In Brugge, op 24 juli, staat onze nationale trots nog eens voor zijn Vlaams publiek. “Hier speel ik soms voor mensen die mij al zestig jaar kennen, da’s fantastisch. Ik ben in ’45 begonnen, toen nog als Jean Thielemans. De jazz is altijd het zwaartepunt van mijn repertoire gebleven, maar ik varieer wel naargelang het publiek. Niet iedereen bezoekt jazzclubs. In Vlaanderen ben ik trouwens voor andere dingen bekend dan in Wallonië. Daar kent men de deuntjes van Baantjer, Witse of Turks Fruit natuurlijk niet. Maar mijn Bluesette overschrijdt alle grenzen. Het is uit 1962 en toch vragen de mensen het nog dikwijls als verzoeknummer. Ik vind het niet erg, want ik speel het nog altijd graag.”

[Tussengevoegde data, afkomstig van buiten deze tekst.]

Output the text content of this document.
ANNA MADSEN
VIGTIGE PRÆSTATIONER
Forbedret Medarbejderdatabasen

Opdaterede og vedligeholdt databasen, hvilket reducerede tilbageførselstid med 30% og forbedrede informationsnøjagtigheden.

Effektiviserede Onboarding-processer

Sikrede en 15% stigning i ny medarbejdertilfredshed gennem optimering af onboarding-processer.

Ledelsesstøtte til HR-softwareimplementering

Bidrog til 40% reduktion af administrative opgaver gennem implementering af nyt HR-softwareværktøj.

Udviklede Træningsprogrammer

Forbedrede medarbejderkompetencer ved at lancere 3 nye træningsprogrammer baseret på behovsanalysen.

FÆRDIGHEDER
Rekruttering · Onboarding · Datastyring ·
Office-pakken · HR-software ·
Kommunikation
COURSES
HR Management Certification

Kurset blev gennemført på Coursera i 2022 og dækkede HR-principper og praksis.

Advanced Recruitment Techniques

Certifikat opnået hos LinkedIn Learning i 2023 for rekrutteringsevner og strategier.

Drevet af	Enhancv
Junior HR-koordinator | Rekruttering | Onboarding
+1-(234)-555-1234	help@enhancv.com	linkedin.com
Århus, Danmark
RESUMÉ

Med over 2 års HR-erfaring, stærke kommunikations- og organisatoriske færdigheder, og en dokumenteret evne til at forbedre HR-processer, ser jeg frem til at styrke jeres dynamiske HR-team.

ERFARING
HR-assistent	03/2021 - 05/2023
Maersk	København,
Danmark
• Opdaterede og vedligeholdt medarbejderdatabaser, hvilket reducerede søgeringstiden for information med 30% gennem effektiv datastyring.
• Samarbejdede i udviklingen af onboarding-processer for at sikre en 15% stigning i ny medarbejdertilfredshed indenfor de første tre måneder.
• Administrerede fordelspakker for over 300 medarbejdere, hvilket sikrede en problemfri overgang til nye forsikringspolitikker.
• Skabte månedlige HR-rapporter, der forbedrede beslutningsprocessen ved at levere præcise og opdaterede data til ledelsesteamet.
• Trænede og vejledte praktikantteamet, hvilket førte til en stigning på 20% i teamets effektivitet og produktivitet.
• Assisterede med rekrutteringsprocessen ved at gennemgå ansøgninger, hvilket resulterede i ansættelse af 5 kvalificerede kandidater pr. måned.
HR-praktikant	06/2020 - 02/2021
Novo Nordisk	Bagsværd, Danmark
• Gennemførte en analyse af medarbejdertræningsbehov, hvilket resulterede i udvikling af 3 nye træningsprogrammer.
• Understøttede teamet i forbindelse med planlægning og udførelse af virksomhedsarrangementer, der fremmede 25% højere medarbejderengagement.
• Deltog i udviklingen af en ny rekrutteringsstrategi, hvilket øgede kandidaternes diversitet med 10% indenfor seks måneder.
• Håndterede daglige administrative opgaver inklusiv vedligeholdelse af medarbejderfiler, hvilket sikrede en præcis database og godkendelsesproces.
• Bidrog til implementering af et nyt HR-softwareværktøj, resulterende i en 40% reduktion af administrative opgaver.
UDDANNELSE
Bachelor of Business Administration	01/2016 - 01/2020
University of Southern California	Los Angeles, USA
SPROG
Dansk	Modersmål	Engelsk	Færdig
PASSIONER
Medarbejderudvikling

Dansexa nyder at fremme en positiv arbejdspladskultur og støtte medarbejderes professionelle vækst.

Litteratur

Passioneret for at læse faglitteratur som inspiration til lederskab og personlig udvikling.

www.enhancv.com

Het succes in Europa kwam wat later dan in Amerika, maar het begon in Vlaanderen. “Dat gebeurde trouwens op een heel speciale manier. Begin jaren zestig was ik op tournee met de 25-koppige Quincy Jones All Stars. Op het festival van Monterrey in Californië nodigde Quincy me uit om een solo te spelen op mijn mondharmonica. Ik wurmde me tussen de trompetten en trombones naar voren en speelde zoals altijd met mijn ogen dicht. Het klonk fantastisch en op het einde van het nummer kreeg ik een staande ovatie maar toen ik mijn ogen opendeed, merkte ik dat ik de hele tijd met mijn rug naar het publiek had gestaan. Zozeer was ik in de muziek opgegaan! Later, backstage, hoorde ik plots een stem achter mij die riep: ‘Toots, het was formidabel!’ Dat was Mon Devoghelaere, op dat ogenblik beginnend journalist bij Het Laatste Nieuws. Toen ik een maand later terugkwam in België stond er nen dikken boterham over mij in de krant. En zo werd ik via Vlaanderen ook bekend in Europa.”

Vijftig jaar later reist Toots nog steeds de wereld rond. “Sinds mijn trombose in de jaren tachtig speel ik veel minder gitaar, maar afgezien van die moeilijke periode in mijn leven heb ik nooit een concert moeten afgelasten. Soms is het wel vermoeiend, die jetlag en toestanden. Als ik voor 2, 3 weken ver van huis ben, neem ik altijd antibiotica mee, want zelfs met een bronchitis speel ik nog. Jazz geeft je de mogelijkheid te improviseren en al eens wat harder of zachter te blazen. En met mijn instrumentje kan ik zelfs nog spelen als ik ooit in een rolstoel beland! In Zweden heb ik eens tussen metershoge sneeuw met een gebroken been staan spelen! Om den Toots te doen zwijgen, moet er meer gebeuren!” n

Tekst: Filip Godelaine, foto’s: Jos Knaepen

“Quincy Jones had gelijk: ik reageer als een zwarte. De ‘blue note’ zit in mijn bloed”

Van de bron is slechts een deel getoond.